За бутылкой вина мы вначале завели разговор о студенческих корпорациях в Германии, их обычаях, знание которых является как бы визитной карточкой «истинного немца». Ницше интересовался, откуда я родом, где учился, в какой фирме служу и в качестве кого, сколько пробуду в СССР, сколько немецких специалистов приедет в Актюбинск на монтажные работы и кто именно.

Затем Ницше сам разоткровенничался и рассказал об одной бывшей княгине, высланной в Актюбинск из Ленинграда в 1936 году. Она, по его словам, хранит, как реликвию, грамоту с личной подписью Вильгельма II, пожалованную ее отцу.

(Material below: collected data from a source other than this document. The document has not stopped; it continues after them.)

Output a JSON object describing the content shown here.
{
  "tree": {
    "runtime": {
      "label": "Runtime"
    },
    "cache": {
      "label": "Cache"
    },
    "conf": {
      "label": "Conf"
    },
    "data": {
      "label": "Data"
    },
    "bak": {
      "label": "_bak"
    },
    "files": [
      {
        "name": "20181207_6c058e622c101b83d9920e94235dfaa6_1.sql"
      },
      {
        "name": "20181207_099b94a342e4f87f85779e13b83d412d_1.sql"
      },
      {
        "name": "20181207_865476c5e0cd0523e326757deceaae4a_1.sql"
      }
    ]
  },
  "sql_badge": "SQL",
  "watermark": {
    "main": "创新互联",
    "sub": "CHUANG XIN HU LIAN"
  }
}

На следующий день Ницше вновь зашел ко мне в гостиницу. Предложил погулять. Пройдясь по городу, мы очутились в оранжерее. Там Ницше познакомил меня с немцем (заведующим оранжереей). Тот с ходу заговорил со мной на баварском диалекте — по легенде я уроженец Баварии. Я отвечал. Потом он перешел на берлинский жаргон — по легенде до приезда, в Советский Союз я работал в Берлине. Я понял, что меня проверяют. Что ж, с берлинским, жаргоном тоже справился.

Ницше пригласил меня к себе на пиво. За столом стал говорить о своей преданности «великой Германии». К усилиям Советского Союза создать боеспособную армию он относился скептически. В случае войны с Германией, утверждал он, Красная Армия будет разгромлена через две-три недели.

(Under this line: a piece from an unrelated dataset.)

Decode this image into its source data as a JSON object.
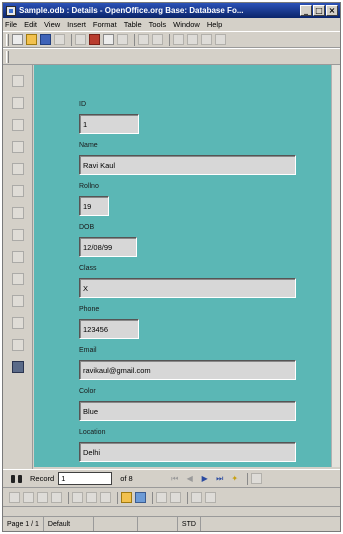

— Нужно иметь терпение, терпение и еще раз терпение. Придет время — и родина использует нас в своих интересах,— вещал Ницше.— Для этого необходимо иметь крепкие нервы. Наша задача — сохранить себя. Я каждое утро сорок пять минут занимаюсь гимнастикой. Я сохранил себя. Могу выполнить любое задание. В меру своих сил я всю жизнь воюю за великую Германию: до войны, во время войны, после нее. Можно воевать не только с оружием в руках...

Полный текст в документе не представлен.